A police officer in uniform wearing a walkie-talkie and a square body-camera by Sanderflight. Image from Wikipedia Commons is licensed under Creative Commons Attribution-ShareAlike 4.0 International.

The public is no stranger to “body-cams”. Images and videos from police body cameras are now a frequent feature in the media as a direct source of “what really happened” during contentious interactions between police and the public. But what have we learned from sociological research about body-cams? Who are they “for”?


Law enforcement agencies have used recording technologies like dash-cams for years, but the rise of cell phone recordings and public demands for police accountability dramatically expanded the use of body-cams across the US. Body-cams, or cameras attached to the officer’s uniform, vary in the quality of video produced, the requirements regarding when to turn on the camera, and how the recordings are handled and by whom.

Research on Body-Cams

Police departments began implementing body-cams in the early 2010s. By 2015, survey showed that 19% of police departments were using body-cams in the United States. One year later in 2016, a different survey reported 47% of police departments were using body-cams – suggesting exponential growth in the use of body-cams during the mid 2010’s. As of 2023, the use of body-cams is likely higher, and many states have since ratified statewide body-cam requirements to different extents for their law enforcement.

Research has shown that officers’ perceptions of body-cams have been largely positive since they can aid and assist with arrests and investigations, and can help address excessive use of force complaints (allegations when a police officer uses more physical force than needed).
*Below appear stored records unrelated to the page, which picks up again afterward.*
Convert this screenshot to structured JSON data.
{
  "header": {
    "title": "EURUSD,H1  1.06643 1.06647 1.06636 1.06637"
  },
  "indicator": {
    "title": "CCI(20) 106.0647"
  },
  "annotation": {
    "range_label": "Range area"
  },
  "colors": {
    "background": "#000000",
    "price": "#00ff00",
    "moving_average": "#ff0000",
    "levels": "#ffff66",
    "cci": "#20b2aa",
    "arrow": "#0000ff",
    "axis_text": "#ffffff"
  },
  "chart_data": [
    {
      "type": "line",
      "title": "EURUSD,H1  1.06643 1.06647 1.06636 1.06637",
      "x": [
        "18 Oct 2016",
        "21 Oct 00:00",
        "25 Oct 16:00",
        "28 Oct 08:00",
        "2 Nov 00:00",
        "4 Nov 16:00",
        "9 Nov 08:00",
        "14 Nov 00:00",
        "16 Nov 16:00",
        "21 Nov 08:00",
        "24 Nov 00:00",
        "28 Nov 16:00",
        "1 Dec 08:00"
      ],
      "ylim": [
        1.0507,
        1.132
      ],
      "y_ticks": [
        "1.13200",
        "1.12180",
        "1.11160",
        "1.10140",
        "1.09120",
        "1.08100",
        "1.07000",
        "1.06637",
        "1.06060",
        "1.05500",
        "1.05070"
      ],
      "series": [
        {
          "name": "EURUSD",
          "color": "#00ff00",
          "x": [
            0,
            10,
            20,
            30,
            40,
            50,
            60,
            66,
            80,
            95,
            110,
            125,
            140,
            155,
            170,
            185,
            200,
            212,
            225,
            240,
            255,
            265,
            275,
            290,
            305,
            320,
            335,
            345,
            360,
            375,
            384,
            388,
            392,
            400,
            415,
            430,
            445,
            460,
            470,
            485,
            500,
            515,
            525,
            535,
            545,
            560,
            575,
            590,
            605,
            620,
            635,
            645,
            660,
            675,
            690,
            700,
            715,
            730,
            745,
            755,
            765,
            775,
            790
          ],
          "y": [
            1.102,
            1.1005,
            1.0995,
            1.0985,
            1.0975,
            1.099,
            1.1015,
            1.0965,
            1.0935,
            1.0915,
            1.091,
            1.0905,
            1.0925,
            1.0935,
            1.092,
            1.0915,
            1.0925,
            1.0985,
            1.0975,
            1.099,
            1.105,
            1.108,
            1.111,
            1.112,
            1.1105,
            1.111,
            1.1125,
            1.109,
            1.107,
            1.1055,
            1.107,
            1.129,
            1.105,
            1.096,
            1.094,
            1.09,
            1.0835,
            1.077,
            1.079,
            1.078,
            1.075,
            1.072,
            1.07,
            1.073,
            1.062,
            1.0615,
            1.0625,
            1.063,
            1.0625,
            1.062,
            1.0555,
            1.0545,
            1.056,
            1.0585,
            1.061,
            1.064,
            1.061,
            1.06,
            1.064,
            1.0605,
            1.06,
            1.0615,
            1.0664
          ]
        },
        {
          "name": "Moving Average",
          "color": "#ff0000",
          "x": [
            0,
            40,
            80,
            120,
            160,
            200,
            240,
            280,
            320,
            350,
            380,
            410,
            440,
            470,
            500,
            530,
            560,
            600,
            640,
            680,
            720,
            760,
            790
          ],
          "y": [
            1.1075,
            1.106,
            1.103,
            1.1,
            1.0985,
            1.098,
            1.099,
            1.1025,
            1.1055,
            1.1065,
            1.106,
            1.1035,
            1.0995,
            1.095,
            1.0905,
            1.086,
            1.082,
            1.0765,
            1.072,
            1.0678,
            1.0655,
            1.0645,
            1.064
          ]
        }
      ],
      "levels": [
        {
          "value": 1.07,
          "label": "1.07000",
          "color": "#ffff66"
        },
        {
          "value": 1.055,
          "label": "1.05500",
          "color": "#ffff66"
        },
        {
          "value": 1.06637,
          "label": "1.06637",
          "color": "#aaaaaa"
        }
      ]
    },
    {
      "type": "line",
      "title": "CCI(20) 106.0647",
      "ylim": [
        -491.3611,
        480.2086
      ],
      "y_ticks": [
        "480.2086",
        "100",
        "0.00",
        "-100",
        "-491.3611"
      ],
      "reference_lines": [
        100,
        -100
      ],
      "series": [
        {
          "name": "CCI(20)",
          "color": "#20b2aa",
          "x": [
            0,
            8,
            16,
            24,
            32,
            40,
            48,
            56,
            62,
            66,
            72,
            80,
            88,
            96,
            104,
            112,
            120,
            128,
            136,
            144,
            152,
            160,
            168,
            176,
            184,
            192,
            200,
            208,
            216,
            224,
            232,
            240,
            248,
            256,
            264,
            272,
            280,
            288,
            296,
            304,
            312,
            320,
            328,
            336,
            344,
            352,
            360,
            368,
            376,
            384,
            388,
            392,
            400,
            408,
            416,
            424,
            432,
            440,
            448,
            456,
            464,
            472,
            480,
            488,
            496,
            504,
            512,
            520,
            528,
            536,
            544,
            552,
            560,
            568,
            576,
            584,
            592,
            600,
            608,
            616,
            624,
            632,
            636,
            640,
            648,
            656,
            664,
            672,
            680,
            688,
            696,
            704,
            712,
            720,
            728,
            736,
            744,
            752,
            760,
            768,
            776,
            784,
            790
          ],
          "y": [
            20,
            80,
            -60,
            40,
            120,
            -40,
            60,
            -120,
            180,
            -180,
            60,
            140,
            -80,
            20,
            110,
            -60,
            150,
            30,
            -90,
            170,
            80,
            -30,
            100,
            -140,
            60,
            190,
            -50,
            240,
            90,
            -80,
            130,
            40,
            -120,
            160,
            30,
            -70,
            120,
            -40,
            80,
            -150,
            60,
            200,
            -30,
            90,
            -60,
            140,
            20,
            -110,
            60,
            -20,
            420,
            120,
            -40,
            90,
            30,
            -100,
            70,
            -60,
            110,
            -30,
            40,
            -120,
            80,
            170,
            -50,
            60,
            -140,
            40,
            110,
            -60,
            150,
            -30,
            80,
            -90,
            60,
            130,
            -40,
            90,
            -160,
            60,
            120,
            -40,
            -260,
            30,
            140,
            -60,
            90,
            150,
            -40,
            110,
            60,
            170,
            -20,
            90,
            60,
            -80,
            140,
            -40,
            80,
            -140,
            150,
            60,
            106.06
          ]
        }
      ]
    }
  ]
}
Research on arrests and the use of body-cams shows promise. Studies have found that when body-cams are used, officers made fewer arrests, but made more citations (less serious charges than arrests). Researchers suggest that the reason for fewer arrests may be the result of both officers and citizens adjusting their behavior because they are on camera and being recorded. This decreased rate of arrest decreases the burden on police and the criminal legal justice system and can reduce harm to the broader community.

Excessive Use of Force

The results are more mixed regarding excessive use of force: some research shows a decrease in excessive force after the implementation of body-cams and some studies show no difference. These mixed findings may be tied to whether officers have discretion, or choice, to activate their cameras. In studies that found no effect on excessive use of force, officers had high discretion and could choose when (or when not) to activate their body-cams. In short, if officers have the discretion to turn their body-cams on or off, they may be more likely to use excessive force than when they are required to turn on their body-cams during an interaction.


For formal complaints made by community members, officers who used body-cams had fewer reported complaints against them than those who did not use body-cams. Several studies have shown a marked decline in complaints after body cams are implemented, with one reporting a 90% reduction in complaints against police officers. Such complaints seem to decrease even when the body-cam was not turned on but still physically visible on the officer. It appears that “being on camera” is again impacting the behavior of both officers and community members.

Future of Body-Cams

Across the board, there are fewer and fewer outright opponents of body-cams. Public discussion now centers around the accessibility of unedited recordings, limited officer discretion of when to activate the body-cam, the privacy of bystanders to crimes, and the development of new laws regulating body-cam use. At the societal level, body-cams are generally considered an asset and a means to help both police and community members stay accountable and safe.